Key to averting a banking collapse in Spain is persuading the public it's safe to keep money in the country – but government actions only exacerbated a loss in confidence.
As Spain keeps the world economy on edge while it scrambles to recapitalize its once-mighty financial sector, it’s losing hold of perhaps its most important asset: citizens’ trust.
"Too-big-to-fail” Spain appears to have averted a complete economic meltdown as Europe rushes to give it more time to recover. But rescuing the banks and averting a full-fledged embarrassing bailout is not enough. Central to Spain's ability to pull out of this crisis is corporate and public willingness to keep money and spending at home, instead of running to foreign banks and markets. And key to that, analysts say, is for the government to explain to Spaniards what went wrong, how the system will be fixed, and how those responsible will be held accountable – instead of stonewalling investigations.

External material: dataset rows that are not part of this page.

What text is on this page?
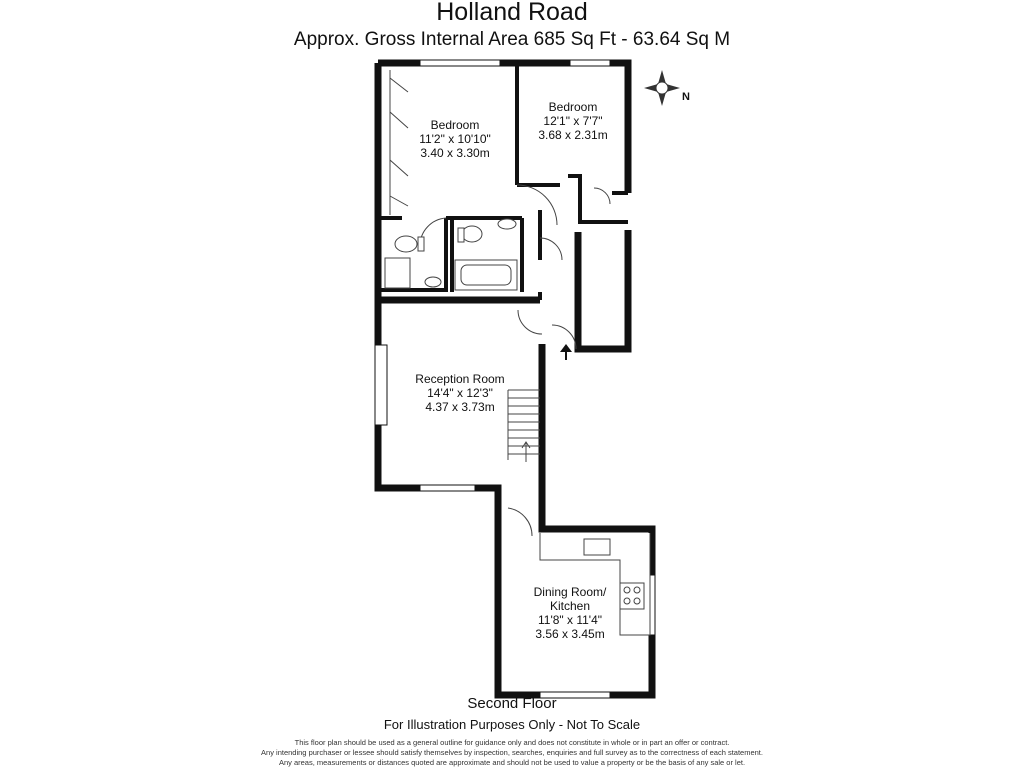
Holland Road
Approx. Gross Internal Area 685 Sq Ft - 63.64 Sq M
N
Bedroom
11'2" x 10'10"
3.40 x 3.30m
Bedroom
12'1" x 7'7"
3.68 x 2.31m
Reception Room
14'4" x 12'3"
4.37 x 3.73m
Dining Room/
Kitchen
11'8" x 11'4"
3.56 x 3.45m
Second Floor
For Illustration Purposes Only - Not To Scale
This floor plan should be used as a general outline for guidance only and does not constitute in whole or in part an offer or contract.
Any intending purchaser or lessee should satisfy themselves by inspection, searches, enquiries and full survey as to the correctness of each statement.
Any areas, measurements or distances quoted are approximate and should not be used to value a property or be the basis of any sale or let.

Markets and global governments are concerned about a domino-effect bank run that could severely undermine the European Union financial system, as evidence mounts that Spaniards and investors alike are losing confidence in the country’s institutions, not just its banks.
“I’m really scared,” says Jesús Diaz, a young taxi driver. “If we have to ask Europe for a bailout, I’m pulling my money out because I don’t know if Spain will become Greece. I have my taxi and I’m not going anywhere, but my brother will leave Spain because he has a degree.”
Others know there is little refuge. “I’m not pulling my money out,” says Purificación Ramos, a museum employee. “Where will I put it? Today one bank goes under, and tomorrow it will be another. I can’t trust any of them.”